This I Believe

by Brad on August 23, 2018

I’ve long been a subscriber to NPR’s “This I Believe” podcast. It’s a program modeled after the radio series of the same name, done by Edward R. Murrow in the 1950s. (I remember that one.) In its daily postings, people from all walks of life speak to a powerfully-held personal belief, and offer a story that traces the emergence of the belief in their life. Not sure why, but I got this idea recently that it might be fun to participate. So I wrote this, only to discover they’ve stopped accepting submissions due to lack of funding. I’ll save the podcast for another day, but offer it here as a blog post anyway. Simply because it matters … to me.

 

This I BelieveI believe that the potential my life holds is a direct consequence of the openness of my thinking

I reminded the three vice presidents who interviewed me that having been a software engineering manager for 10 years, I knew nothing about operations. They told me knowing nothing was a job requirement. Scared but undaunted, I stepped into a plant of 1200 people … a hard-driving perfectionist, convinced I could turn the business around with brute force. With this team came something new – an Organizational Development Manager. Jim was strange. He talked about consciousness and being, ideas that made little sense to me back then. He was clearly more philosopher than operations guy. I was a problem for Jim; I didn’t listen. At a time when I couldn’t imagine more than half an hour with him, he asked me for a half day. I protested. He persisted. I conceded. The appointment being three months out, I had plenty of time to cancel. I forgot. He found me the day before and said, “Meet me at 4:30a.m.; we’ll be back by noon.” Screwed.

The sky began to lighten over the beautiful country roads of central Massachusetts. He refused to tell me where we were going. My anxiety turned to fear, however, when we stopped at the top of a hill … at St. Joseph’s Abbey, a Trappist monastery in Spencer. Father Robert was there waiting for us. Apparently, he and Jim were old friends. In silence, we watched a breathtaking sunrise. This moment of reverence and simple communion with nature would soon lead to reverence of a whole different sort.
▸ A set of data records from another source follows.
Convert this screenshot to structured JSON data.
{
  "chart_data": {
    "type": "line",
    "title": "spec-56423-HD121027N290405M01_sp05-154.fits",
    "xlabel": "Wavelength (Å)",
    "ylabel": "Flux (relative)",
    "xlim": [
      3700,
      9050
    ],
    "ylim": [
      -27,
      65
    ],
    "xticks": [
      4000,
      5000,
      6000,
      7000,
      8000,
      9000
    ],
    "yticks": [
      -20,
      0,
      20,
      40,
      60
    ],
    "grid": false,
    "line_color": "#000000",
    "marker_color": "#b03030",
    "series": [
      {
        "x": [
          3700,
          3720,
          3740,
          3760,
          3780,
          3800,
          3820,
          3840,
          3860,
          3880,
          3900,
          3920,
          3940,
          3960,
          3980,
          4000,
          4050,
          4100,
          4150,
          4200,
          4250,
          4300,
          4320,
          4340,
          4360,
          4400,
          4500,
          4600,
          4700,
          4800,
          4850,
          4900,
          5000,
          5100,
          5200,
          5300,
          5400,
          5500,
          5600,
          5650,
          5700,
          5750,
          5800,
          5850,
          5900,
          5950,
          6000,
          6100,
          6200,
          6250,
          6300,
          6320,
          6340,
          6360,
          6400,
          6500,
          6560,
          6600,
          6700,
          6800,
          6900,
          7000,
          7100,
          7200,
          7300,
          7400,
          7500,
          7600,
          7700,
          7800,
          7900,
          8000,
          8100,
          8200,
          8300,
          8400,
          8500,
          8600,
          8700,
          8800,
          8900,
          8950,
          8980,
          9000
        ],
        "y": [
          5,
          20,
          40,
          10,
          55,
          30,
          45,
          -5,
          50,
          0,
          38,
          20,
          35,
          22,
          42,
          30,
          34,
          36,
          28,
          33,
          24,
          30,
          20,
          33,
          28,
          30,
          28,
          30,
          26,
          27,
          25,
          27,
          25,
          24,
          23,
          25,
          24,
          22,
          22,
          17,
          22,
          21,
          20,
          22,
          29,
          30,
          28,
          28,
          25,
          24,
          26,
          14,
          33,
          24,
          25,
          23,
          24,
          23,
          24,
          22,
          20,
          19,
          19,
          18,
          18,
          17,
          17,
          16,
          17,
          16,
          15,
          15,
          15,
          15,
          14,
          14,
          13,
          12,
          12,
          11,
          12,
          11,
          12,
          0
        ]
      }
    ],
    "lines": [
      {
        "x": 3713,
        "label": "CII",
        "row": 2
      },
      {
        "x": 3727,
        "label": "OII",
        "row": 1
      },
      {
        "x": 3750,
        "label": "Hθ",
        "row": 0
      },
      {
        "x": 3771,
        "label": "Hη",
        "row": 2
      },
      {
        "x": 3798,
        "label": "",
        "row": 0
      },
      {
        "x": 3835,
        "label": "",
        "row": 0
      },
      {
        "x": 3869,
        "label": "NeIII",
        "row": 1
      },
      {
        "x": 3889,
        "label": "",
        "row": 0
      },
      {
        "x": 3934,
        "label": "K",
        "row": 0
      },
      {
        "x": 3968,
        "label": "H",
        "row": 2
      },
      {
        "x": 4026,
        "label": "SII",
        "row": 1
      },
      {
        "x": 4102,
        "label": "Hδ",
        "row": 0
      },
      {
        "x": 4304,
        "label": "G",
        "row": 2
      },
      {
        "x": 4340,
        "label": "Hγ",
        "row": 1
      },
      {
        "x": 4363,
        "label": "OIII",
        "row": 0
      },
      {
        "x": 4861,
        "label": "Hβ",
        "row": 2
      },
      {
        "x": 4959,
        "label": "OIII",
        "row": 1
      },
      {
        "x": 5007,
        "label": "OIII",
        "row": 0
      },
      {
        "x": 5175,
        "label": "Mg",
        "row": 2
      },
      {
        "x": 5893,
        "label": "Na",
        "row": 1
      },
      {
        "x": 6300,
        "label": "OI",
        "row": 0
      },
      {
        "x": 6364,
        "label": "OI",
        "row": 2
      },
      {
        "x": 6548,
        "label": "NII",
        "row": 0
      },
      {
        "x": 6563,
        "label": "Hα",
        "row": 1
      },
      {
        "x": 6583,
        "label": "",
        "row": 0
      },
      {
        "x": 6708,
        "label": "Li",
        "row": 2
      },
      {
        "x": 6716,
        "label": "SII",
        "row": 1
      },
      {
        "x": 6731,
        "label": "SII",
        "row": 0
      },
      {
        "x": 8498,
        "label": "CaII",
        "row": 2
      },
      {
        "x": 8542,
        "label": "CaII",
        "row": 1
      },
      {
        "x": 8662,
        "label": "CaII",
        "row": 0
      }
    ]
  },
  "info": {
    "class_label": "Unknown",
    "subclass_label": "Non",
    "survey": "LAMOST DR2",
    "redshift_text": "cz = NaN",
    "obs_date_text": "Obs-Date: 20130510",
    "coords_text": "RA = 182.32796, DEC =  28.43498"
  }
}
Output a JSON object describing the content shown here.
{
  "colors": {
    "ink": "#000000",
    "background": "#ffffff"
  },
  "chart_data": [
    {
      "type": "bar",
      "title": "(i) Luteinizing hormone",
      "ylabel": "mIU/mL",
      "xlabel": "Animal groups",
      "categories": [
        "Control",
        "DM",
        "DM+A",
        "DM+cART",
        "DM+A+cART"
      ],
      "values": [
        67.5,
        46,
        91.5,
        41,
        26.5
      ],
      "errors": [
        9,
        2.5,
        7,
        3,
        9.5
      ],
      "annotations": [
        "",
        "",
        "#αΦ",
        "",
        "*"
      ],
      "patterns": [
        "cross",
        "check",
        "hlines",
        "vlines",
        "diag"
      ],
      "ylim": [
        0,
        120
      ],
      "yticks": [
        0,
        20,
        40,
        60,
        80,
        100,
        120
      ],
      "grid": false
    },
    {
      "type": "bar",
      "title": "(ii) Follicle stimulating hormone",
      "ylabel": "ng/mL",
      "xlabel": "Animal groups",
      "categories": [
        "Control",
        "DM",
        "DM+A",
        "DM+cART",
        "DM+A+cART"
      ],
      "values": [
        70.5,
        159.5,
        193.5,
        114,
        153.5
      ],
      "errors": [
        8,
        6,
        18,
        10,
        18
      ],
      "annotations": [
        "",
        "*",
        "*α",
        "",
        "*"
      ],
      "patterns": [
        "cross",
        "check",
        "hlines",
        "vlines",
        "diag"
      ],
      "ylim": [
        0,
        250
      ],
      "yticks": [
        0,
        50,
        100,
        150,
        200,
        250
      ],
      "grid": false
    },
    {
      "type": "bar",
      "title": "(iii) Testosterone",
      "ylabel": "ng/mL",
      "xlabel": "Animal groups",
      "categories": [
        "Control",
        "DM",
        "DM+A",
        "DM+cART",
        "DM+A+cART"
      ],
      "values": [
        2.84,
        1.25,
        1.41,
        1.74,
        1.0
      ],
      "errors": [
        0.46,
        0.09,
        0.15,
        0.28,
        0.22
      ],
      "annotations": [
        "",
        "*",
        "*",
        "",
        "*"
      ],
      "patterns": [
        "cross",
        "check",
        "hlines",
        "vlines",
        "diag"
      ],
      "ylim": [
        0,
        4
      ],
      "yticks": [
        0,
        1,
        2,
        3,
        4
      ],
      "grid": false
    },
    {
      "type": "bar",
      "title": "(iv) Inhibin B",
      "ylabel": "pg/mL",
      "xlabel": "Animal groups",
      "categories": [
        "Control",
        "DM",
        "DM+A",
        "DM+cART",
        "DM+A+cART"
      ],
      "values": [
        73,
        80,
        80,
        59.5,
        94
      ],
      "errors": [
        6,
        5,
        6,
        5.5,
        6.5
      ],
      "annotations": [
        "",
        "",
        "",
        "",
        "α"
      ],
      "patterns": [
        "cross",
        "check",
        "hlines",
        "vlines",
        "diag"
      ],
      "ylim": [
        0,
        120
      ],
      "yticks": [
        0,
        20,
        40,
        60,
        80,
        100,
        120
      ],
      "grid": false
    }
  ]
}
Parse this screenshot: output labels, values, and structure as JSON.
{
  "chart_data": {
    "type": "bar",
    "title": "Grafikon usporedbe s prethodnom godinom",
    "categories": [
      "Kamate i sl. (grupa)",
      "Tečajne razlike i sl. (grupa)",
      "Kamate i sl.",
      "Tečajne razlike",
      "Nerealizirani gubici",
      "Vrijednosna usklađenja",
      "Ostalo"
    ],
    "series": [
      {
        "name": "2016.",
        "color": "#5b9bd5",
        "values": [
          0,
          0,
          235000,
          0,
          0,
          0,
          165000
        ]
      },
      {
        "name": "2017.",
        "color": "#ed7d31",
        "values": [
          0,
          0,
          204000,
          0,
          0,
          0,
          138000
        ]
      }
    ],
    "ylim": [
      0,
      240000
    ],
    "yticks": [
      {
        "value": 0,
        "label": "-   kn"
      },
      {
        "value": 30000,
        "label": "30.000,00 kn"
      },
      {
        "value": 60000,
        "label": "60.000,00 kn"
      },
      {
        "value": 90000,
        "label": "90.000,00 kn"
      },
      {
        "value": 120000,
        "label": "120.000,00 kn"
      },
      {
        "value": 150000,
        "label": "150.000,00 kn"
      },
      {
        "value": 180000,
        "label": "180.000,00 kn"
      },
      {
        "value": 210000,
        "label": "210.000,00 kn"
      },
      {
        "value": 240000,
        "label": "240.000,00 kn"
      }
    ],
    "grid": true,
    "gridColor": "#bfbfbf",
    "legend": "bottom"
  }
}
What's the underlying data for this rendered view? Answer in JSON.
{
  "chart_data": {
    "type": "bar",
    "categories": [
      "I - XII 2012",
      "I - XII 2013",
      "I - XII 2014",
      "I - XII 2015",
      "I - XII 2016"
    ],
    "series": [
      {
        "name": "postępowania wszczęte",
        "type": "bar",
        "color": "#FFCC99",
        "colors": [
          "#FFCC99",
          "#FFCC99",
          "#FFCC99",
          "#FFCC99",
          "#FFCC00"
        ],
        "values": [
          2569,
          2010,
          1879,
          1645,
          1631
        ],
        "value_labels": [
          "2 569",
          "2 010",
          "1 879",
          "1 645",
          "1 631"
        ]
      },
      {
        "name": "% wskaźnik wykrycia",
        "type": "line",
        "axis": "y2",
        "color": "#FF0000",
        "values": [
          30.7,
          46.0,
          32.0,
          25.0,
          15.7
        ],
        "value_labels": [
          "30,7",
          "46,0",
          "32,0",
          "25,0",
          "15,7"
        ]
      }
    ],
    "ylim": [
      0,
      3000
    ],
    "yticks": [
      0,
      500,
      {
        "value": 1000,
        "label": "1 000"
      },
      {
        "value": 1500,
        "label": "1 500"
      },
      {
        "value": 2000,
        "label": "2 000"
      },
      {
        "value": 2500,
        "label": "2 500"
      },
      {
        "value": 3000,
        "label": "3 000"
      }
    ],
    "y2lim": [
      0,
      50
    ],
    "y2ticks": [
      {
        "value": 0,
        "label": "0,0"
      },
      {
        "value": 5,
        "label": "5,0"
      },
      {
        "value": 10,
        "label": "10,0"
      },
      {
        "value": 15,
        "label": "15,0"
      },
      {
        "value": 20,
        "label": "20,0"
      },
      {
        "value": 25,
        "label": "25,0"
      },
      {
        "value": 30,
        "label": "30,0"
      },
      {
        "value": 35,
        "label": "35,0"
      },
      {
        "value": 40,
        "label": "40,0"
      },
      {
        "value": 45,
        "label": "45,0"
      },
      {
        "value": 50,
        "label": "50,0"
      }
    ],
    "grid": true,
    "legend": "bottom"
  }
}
The place scared me. With little religious upbringing, no exposure to monastic life, obsessed with getting things right, 30 miles from anywhere and with no car keys, I had to swallow my profound discomfort. Perhaps in a futile attempt at self-distraction, I noticed an idea running through my head – a “model of life,” a straight line, with pure being at one end (where I figured monks hung out), and pure doing at the other end (where I was coming to understand I hung out). I finally caught on to why I was there, and it was probably a good thing Jim hadn’t told me before the day began.

After the monks finished their morning rituals, a few of them joined us for breakfast. As uncomfortable as I felt being there, I was astounded by their conversation about topics that were totally comfortable to me – quantum science and the ways of the universe. As they spoke to their life journeys, I realized my view of the world was quite small.

Father Robert began to talk about consciousness. Then, in what seemed like pure coincidence, he drew a line, my line, a “being-doing” line … but he drew it curving back on itself to form a circle, offering this as its reward: “As physicists reach the edges of what they can explain by science, they’re coming to us monks with questions about the nature of being, so they can delve more deeply into mysteries of the universe. And as monks reach the edges of what we can understand with awareness and prayer, we’re going to physicists with questions about the nature of the universe, so we can delve more deeply into the mysteries of being.”

I was hooked. A scientist by education, an engineer by trade, and a thinker by nature, I felt the world I had known transform in an instant. Filled with potential as this new world was, however, it meant the end of my world, and along with it, the idea that doing was worthy of honors. As Father Robert might have said, “Here beginneth life’s journey.” And so it did.

I believe life can change in an instant. You can wait for that chance moment, (when Jim invites you to breakfast with monks); or you can realize that change like this can be everyday occurrence when you choose to be open to new ways of seeing. Had I been more open, Jim might have evoked the same effect without such a “big event.” Thirty years later, I’m grateful for how life has conspired to help me learn, and for how that day in particular created a crack in my armor big enough that light could shine through. Jim rescued me from the edge, an edge I didn’t know I was on.